На мое счастье, в этот день был чартерный рейс до Дакара, и к трем часам дня после поспешных сборов я уже была в аэропорту. Здесь ко мне подошел незнакомый человек и сказал, чтобы я не беспокоилась.
— В чем дело? — переспросила я.
— Господин мэр поручил передать вам, мадам, что все под его личным контролем. Мы не позволим нашей молодежи портить репутацию города и народа. Мы не позволим им нападать на наших гостей, не позволим безнаказанно оскорблять порядочных женщин. Мы понимаем ваш гнев и заверяем, что виновный понесет наказание.
— Я не имею к нему претензий.
— Не понял, мадам.
Он хлопал глазами и смотрел непонимающе.
Я посмотрела на Ади:
— Можешь сказать ему, что я не имею претензий. Скажи на вашем языке!
— Скоро посадка.
— Ты меня слышишь? Скажи ему, что я не имею претензий к Эссе. Пусть отпустят его, слышишь? Скажи ему!
Я беспомощно оглянулась. Схватила листок бумаги со стойки регистрации, села на корточки и размашисто написала заявление, что не имею никаких претензий к Эссе, и что все произошедшее — это недоразумение, недопонимание, и что я снимаю все обвинения.
— Ади, так пойдет?
Она взяла листок из моих дрожащих рук. Показала представителю мэрии. Тот пожал плечами. В его взгляде я прочла оттенок непонимания и презрения.
— Но я не знаю, мадам!
— Рената, беги, сейчас закроют посадку, — улыбнулась Ади.
Мудрая Ади. Она знала свой народ. Она знала, что надо делать. Работник аэропорта схватил меня за руку и потащил к трапу самолета. Я пыталась вытянуть шею и разглядеть в окошко Ади, но так и не смогла увидеть ее за мутными стеклами окон аэропорта.

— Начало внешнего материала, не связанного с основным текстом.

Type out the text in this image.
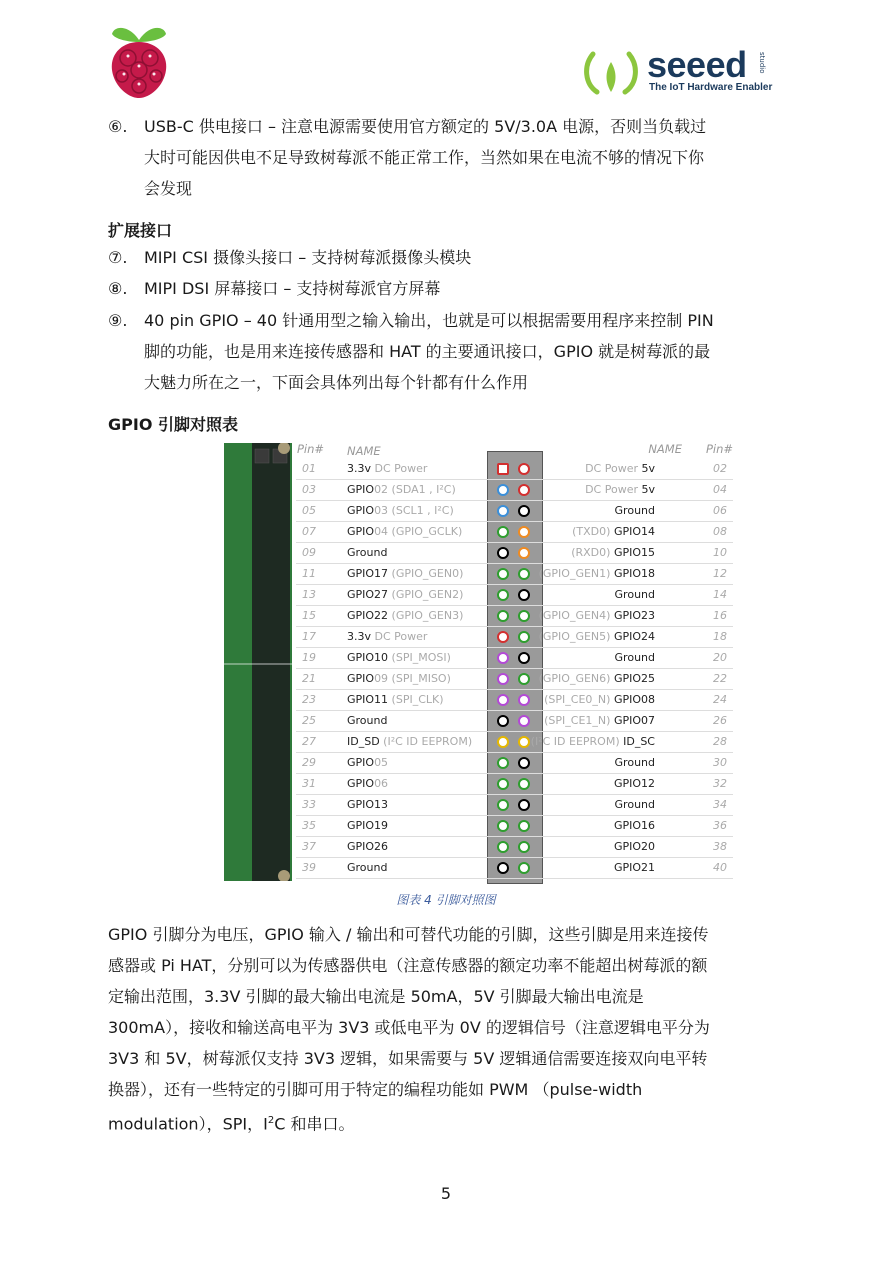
seeed
The IoT Hardware Enabler
studio
⑥. USB-C 供电接口 – 注意电源需要使用官方额定的 5V/3.0A 电源，否则当负载过
大时可能因供电不足导致树莓派不能正常工作，当然如果在电流不够的情况下你
会发现
扩展接口
⑦. MIPI CSI 摄像头接口 – 支持树莓派摄像头模块
⑧. MIPI DSI 屏幕接口 – 支持树莓派官方屏幕
⑨. 40 pin GPIO – 40 针通用型之输入输出，也就是可以根据需要用程序来控制 PIN
脚的功能，也是用来连接传感器和 HAT 的主要通讯接口，GPIO 就是树莓派的最
大魅力所在之一，下面会具体列出每个针都有什么作用
GPIO 引脚对照表
Pin# NAME	NAME Pin#
01	3.3v DC Power	DC Power 5v	02
03	GPIO02 (SDA1 , I²C)	DC Power 5v	04
05	GPIO03 (SCL1 , I²C)	Ground	06
07	GPIO04 (GPIO_GCLK)	(TXD0) GPIO14	08
09	Ground	(RXD0) GPIO15	10
11	GPIO17 (GPIO_GEN0)	(GPIO_GEN1) GPIO18	12
13	GPIO27 (GPIO_GEN2)	Ground	14
15	GPIO22 (GPIO_GEN3)	(GPIO_GEN4) GPIO23	16
17	3.3v DC Power	(GPIO_GEN5) GPIO24	18
19	GPIO10 (SPI_MOSI)	Ground	20
21	GPIO09 (SPI_MISO)	(GPIO_GEN6) GPIO25	22
23	GPIO11 (SPI_CLK)	(SPI_CE0_N) GPIO08	24
25	Ground	(SPI_CE1_N) GPIO07	26
27	ID_SD (I²C ID EEPROM)	(I²C ID EEPROM) ID_SC	28
29	GPIO05	Ground	30
31	GPIO06	GPIO12	32
33	GPIO13	Ground	34
35	GPIO19	GPIO16	36
37	GPIO26	GPIO20	38
39	Ground	GPIO21	40
图表 4 引脚对照图
GPIO 引脚分为电压，GPIO 输入 / 输出和可替代功能的引脚，这些引脚是用来连接传
感器或 Pi HAT，分别可以为传感器供电（注意传感器的额定功率不能超出树莓派的额
定输出范围，3.3V 引脚的最大输出电流是 50mA，5V 引脚最大输出电流是
300mA），接收和输送高电平为 3V3 或低电平为 0V 的逻辑信号（注意逻辑电平分为
3V3 和 5V，树莓派仅支持 3V3 逻辑，如果需要与 5V 逻辑通信需要连接双向电平转
换器），还有一些特定的引脚可用于特定的编程功能如 PWM （pulse-width
modulation），SPI，$I^2C$ 和串口。
5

Самолет летел низко, так низко, что я легко могла разглядпеть знакомые улочки, деревья, крыши хижин в окружающих деревнях. Не думаю, что найду в себе силы приехать в Зиганшор еще раз. Не думаю, что смогу для себя объяснить все произошедшее понятным мне языком. Не думаю, что смогу понять себя до конца в этой истории. Не уверена, что смогу продолжать верить в возможность того, что когдалибо все народы смогут понять друг друга, что есть еще возможность всех примирить и понять. Всем помочь. Нет, это невозможно. Поэтому есть они и есть мы. Нам предстоит жить и прощать, в том числе самих себя. Предстоит учиться любить, в том числе самих себя. Предстоит пытаться быть счастливыми. А им предстоит всегда жить так, как они считают нужным, оставаясь для нас другой планетой.

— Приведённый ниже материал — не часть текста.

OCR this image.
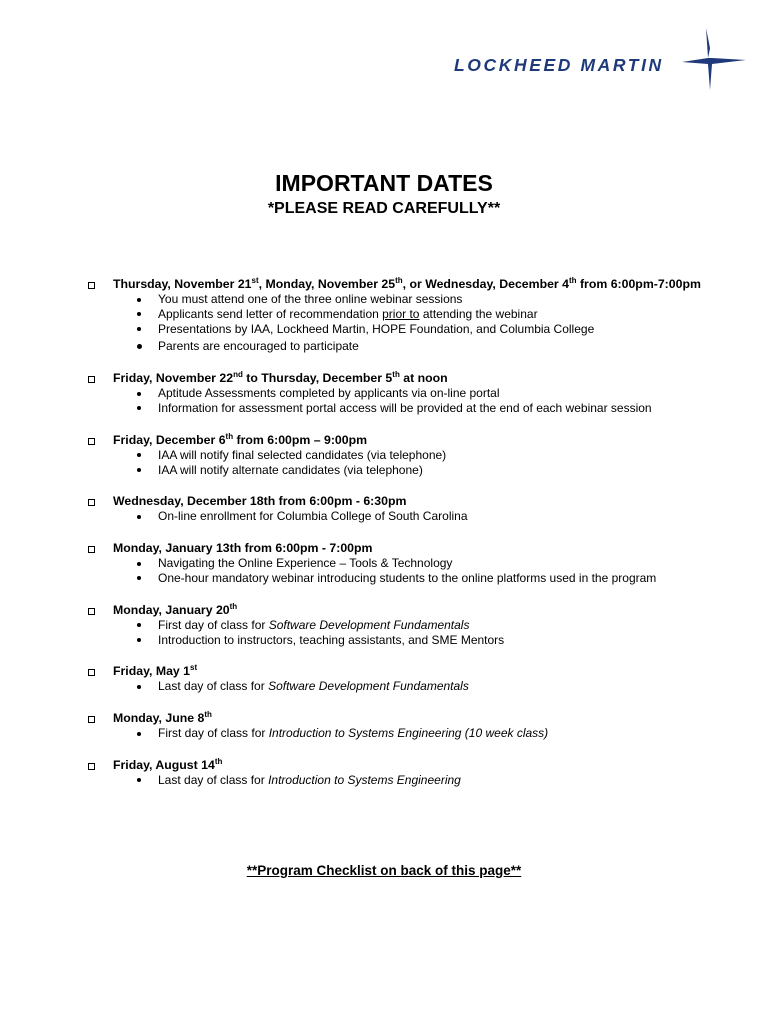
LOCKHEED MARTIN
IMPORTANT DATES
*PLEASE READ CAREFULLY**
Thursday, November 21st, Monday, November 25th, or Wednesday, December 4th from 6:00pm-7:00pm
You must attend one of the three online webinar sessions
Applicants send letter of recommendation prior to attending the webinar
Presentations by IAA, Lockheed Martin, HOPE Foundation, and Columbia College
Parents are encouraged to participate
Friday, November 22nd to Thursday, December 5th at noon
Aptitude Assessments completed by applicants via on-line portal
Information for assessment portal access will be provided at the end of each webinar session
Friday, December 6th from 6:00pm – 9:00pm
IAA will notify final selected candidates (via telephone)
IAA will notify alternate candidates (via telephone)
Wednesday, December 18th from 6:00pm - 6:30pm
On-line enrollment for Columbia College of South Carolina
Monday, January 13th from 6:00pm - 7:00pm
Navigating the Online Experience – Tools & Technology
One-hour mandatory webinar introducing students to the online platforms used in the program
Monday, January 20th
First day of class for Software Development Fundamentals
Introduction to instructors, teaching assistants, and SME Mentors
Friday, May 1st
Last day of class for Software Development Fundamentals
Monday, June 8th
First day of class for Introduction to Systems Engineering (10 week class)
Friday, August 14th
Last day of class for Introduction to Systems Engineering
**Program Checklist on back of this page**
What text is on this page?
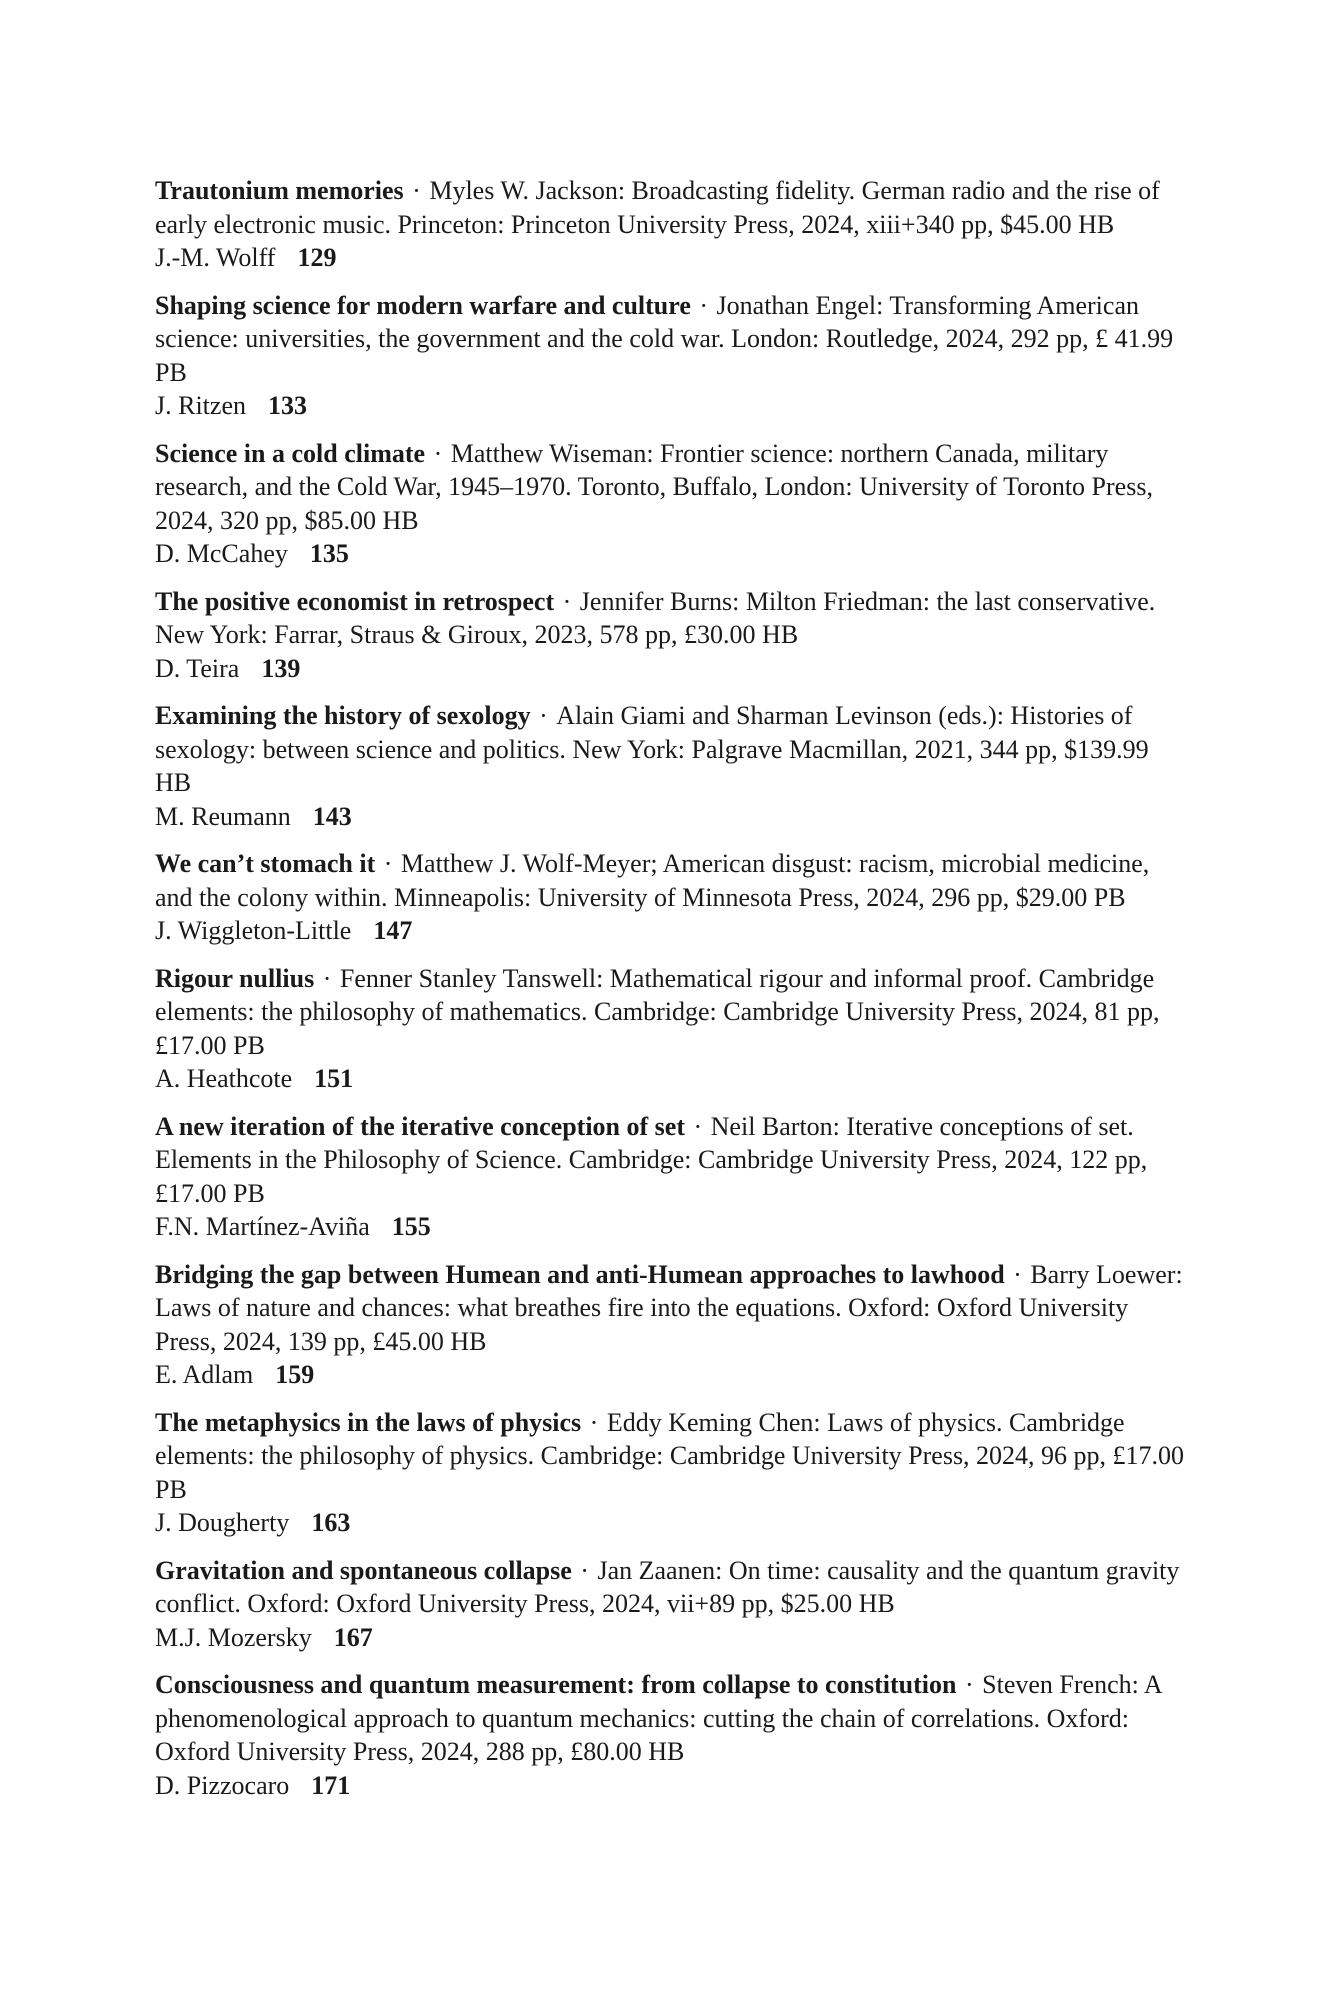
Trautonium memories · Myles W. Jackson: Broadcasting fidelity. German radio and the rise of early electronic music. Princeton: Princeton University Press, 2024, xiii+340 pp, $45.00 HB
J.-M. Wolff 129
Shaping science for modern warfare and culture · Jonathan Engel: Transforming American science: universities, the government and the cold war. London: Routledge, 2024, 292 pp, £ 41.99 PB
J. Ritzen 133
Science in a cold climate · Matthew Wiseman: Frontier science: northern Canada, military research, and the Cold War, 1945–1970. Toronto, Buffalo, London: University of Toronto Press, 2024, 320 pp, $85.00 HB
D. McCahey 135
The positive economist in retrospect · Jennifer Burns: Milton Friedman: the last conservative. New York: Farrar, Straus & Giroux, 2023, 578 pp, £30.00 HB
D. Teira 139
Examining the history of sexology · Alain Giami and Sharman Levinson (eds.): Histories of sexology: between science and politics. New York: Palgrave Macmillan, 2021, 344 pp, $139.99 HB
M. Reumann 143
We can’t stomach it · Matthew J. Wolf-Meyer; American disgust: racism, microbial medicine, and the colony within. Minneapolis: University of Minnesota Press, 2024, 296 pp, $29.00 PB
J. Wiggleton-Little 147
Rigour nullius · Fenner Stanley Tanswell: Mathematical rigour and informal proof. Cambridge elements: the philosophy of mathematics. Cambridge: Cambridge University Press, 2024, 81 pp, £17.00 PB
A. Heathcote 151
A new iteration of the iterative conception of set · Neil Barton: Iterative conceptions of set. Elements in the Philosophy of Science. Cambridge: Cambridge University Press, 2024, 122 pp, £17.00 PB
F.N. Martínez-Aviña 155
Bridging the gap between Humean and anti-Humean approaches to lawhood · Barry Loewer: Laws of nature and chances: what breathes fire into the equations. Oxford: Oxford University Press, 2024, 139 pp, £45.00 HB
E. Adlam 159
The metaphysics in the laws of physics · Eddy Keming Chen: Laws of physics. Cambridge elements: the philosophy of physics. Cambridge: Cambridge University Press, 2024, 96 pp, £17.00 PB
J. Dougherty 163
Gravitation and spontaneous collapse · Jan Zaanen: On time: causality and the quantum gravity conflict. Oxford: Oxford University Press, 2024, vii+89 pp, $25.00 HB
M.J. Mozersky 167
Consciousness and quantum measurement: from collapse to constitution · Steven French: A phenomenological approach to quantum mechanics: cutting the chain of correlations. Oxford: Oxford University Press, 2024, 288 pp, £80.00 HB
D. Pizzocaro 171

Я смотрела на знакомый пейзаж через иллюминатор самолета. Деревья и хижины становились все меньше и меньше, растворяясь в голубой низине. Я откинулась на спинку сиденья и беззвучно заплакала. Я знаю одно, что я плакала бы совсем поиному, если бы не написала этого заявления. Пусть я и бывший, но — врач. Главное — не навредить.